Foreign investors and other employers in Indonesia need to take steps to anticipate and avoid the alarming trend for expatriates to claim the significant procedural rights and generous termination benefits under Indonesian law. In order to understand the significant financial implications of this developing practice, it is critical for employers to understand that termination-at-will is not recognized in Indonesia and that Indonesian statutory termination benefits far exceed the global standard.
Under Indonesian law, all employee terminations are subject to the approval of a special Labour Court. The law contemplates a 140 day period which covers bipartite negotiations, mandatory non-binding mediation and Labour Court proceedings. In addition to the generous statutory minimum termination benefits, the employee is entitled to full salary throughout the process until the Labour Court approves the termination, including any appeal period. The concept of providing a fixed number of months notice of termination or pay in lieu of notice simply does not work in Indonesia. In order to avoid the significant time and expense of conducting such formal termination process, and to end the employee’s entitlement to continuing salary, the best HR practice is to negotiate a Mutual Termination Agreement with the employee which is not subject to Labour Court approval. The Court approval requirement obviously provides employees with enhanced bargaining power.

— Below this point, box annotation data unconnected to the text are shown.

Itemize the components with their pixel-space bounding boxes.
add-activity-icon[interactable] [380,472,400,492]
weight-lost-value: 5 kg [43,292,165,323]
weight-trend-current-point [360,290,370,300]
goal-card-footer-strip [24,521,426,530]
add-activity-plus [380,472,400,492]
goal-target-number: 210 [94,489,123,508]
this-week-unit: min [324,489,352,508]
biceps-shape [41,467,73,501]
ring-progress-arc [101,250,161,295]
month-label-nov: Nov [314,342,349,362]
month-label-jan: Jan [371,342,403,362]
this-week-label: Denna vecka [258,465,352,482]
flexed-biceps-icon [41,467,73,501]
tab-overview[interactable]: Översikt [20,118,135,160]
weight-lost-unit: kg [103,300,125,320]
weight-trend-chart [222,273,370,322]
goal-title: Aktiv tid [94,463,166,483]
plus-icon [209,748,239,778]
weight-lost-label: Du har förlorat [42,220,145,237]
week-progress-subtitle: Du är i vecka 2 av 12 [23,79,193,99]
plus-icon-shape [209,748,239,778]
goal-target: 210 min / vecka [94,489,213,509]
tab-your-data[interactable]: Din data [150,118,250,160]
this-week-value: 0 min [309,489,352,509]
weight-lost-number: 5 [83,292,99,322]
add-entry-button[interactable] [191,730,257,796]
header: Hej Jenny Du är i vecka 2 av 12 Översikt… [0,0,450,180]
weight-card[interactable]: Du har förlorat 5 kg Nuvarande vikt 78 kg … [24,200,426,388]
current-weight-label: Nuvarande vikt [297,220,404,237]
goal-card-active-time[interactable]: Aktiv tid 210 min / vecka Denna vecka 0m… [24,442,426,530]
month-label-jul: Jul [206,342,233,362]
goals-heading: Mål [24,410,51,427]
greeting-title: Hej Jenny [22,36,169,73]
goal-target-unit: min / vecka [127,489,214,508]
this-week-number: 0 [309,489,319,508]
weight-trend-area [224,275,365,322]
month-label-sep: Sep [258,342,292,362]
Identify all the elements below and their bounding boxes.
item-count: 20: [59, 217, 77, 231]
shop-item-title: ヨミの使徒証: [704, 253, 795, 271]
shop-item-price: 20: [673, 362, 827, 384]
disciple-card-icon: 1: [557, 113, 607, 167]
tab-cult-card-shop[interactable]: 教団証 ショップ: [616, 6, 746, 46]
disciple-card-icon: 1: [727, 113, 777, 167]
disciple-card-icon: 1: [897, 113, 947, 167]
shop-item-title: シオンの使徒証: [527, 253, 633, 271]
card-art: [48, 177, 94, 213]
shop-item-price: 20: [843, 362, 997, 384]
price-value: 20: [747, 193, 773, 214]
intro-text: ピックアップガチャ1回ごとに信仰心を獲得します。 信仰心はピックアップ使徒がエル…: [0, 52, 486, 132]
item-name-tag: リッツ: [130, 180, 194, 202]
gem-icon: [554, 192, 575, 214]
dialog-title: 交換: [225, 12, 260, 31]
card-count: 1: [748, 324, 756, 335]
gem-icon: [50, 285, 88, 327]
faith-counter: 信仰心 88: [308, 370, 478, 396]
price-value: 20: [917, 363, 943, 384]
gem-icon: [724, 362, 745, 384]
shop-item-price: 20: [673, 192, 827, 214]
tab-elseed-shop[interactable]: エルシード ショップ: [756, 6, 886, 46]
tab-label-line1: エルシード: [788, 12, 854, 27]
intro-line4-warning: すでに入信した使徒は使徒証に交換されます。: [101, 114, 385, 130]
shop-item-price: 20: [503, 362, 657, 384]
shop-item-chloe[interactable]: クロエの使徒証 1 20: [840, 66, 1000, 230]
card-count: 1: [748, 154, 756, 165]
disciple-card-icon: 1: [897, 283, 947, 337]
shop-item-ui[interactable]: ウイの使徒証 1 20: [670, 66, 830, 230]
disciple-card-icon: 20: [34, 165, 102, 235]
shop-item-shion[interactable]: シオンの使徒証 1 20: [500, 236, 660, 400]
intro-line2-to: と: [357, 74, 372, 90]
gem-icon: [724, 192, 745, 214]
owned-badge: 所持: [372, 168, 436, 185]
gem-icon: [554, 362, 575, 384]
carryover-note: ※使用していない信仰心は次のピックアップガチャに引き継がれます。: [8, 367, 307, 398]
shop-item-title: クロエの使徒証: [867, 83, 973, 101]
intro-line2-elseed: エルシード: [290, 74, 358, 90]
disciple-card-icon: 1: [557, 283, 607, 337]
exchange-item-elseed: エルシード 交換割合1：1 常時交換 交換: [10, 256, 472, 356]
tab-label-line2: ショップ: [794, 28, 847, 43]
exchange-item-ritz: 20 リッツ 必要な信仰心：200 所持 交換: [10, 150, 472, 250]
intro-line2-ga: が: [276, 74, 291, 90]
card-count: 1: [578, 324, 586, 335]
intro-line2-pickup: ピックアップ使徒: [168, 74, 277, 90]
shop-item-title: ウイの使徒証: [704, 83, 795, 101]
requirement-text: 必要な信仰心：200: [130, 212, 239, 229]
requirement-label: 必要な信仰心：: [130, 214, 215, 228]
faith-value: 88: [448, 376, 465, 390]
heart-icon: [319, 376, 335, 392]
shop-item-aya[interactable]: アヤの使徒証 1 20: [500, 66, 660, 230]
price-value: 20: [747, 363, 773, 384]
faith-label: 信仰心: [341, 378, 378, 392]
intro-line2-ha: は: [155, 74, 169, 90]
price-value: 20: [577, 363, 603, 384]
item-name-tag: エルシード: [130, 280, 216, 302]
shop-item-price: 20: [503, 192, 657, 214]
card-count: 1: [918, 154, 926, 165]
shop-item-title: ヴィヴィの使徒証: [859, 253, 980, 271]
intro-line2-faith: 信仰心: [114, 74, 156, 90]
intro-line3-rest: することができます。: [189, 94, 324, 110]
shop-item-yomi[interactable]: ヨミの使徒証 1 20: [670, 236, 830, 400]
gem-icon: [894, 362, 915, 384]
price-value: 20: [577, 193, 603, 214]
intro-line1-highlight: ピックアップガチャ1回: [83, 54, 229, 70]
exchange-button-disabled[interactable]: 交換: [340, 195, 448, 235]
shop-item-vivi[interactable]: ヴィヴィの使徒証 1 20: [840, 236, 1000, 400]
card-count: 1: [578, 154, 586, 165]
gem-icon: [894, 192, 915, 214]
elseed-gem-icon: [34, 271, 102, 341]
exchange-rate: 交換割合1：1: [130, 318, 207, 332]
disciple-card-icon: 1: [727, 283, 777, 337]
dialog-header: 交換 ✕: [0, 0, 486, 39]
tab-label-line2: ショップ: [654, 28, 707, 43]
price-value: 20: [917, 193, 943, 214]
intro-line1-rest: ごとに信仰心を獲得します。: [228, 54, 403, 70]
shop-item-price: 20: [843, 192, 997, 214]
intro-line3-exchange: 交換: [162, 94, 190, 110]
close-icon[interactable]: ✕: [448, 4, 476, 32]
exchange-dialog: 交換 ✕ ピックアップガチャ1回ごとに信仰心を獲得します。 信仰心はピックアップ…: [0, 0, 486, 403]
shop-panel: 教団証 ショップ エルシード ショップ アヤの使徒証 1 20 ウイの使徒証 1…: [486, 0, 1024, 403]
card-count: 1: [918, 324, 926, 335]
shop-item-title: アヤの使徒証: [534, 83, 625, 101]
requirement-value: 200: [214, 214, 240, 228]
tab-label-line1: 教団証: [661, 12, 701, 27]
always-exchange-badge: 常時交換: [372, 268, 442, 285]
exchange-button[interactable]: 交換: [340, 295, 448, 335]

Indonesian law provides a clear statutory minimum entitlement for virtually every possible type of employment termination. Employers are able to calculate their employees’ accruing termination benefits quite accurately on an actuarial basis and to make appropriate reserves. Employers are also able to take into account those statutory minimum entitlements when designing compensation packages for their local employees. Employers are therefore able to manage and offset the cost of such generous termination benefits which are essentially aimed at providing protections for the relatively low-paid Indonesian work force.
The problem is that multinationals are often not aware of the court approval requirement or the generous statutory termination benefits when they negotiate the compensation packages of expatriates being transferred to Indonesia or hired to work in Indonesia. Historically, expatriates normally accepted termination based on the notice provision of their employment contracts prepared by overseas counsel or HR managers without knowledge of the Indonesian system. It seemed to be well accepted that claiming the generous Indonesian rights and benefits would be unfair and unconscionable at their salary level. Today, many expatriates will reject the agreed notice or pay in lieu of notice, and assert that they are entitled to all rights and benefits under Indonesian law. That assertion can be debated but consider the following scenario should Indonesian benefits apply: An expatriate with three years and one month service earning USD12,000/month is downsized. The employee would be entitled to 8 months “severance” pay, 2 months “service” pay and a “health and housing allowance” equal to 15% of the severance and service pay: US$138,000.
No multinational expects to pay the equivalent of 11.5 months severance pay for an expatriate with just over three years service. This scenario can be effectively avoided with an Employment Agreement in the home jurisdiction, a carefully prepared Secondment Agreement between the home jurisdiction employer, the local subsidiary in Indonesia and the employee, and a specially drafted Employment Agreement in Indonesia.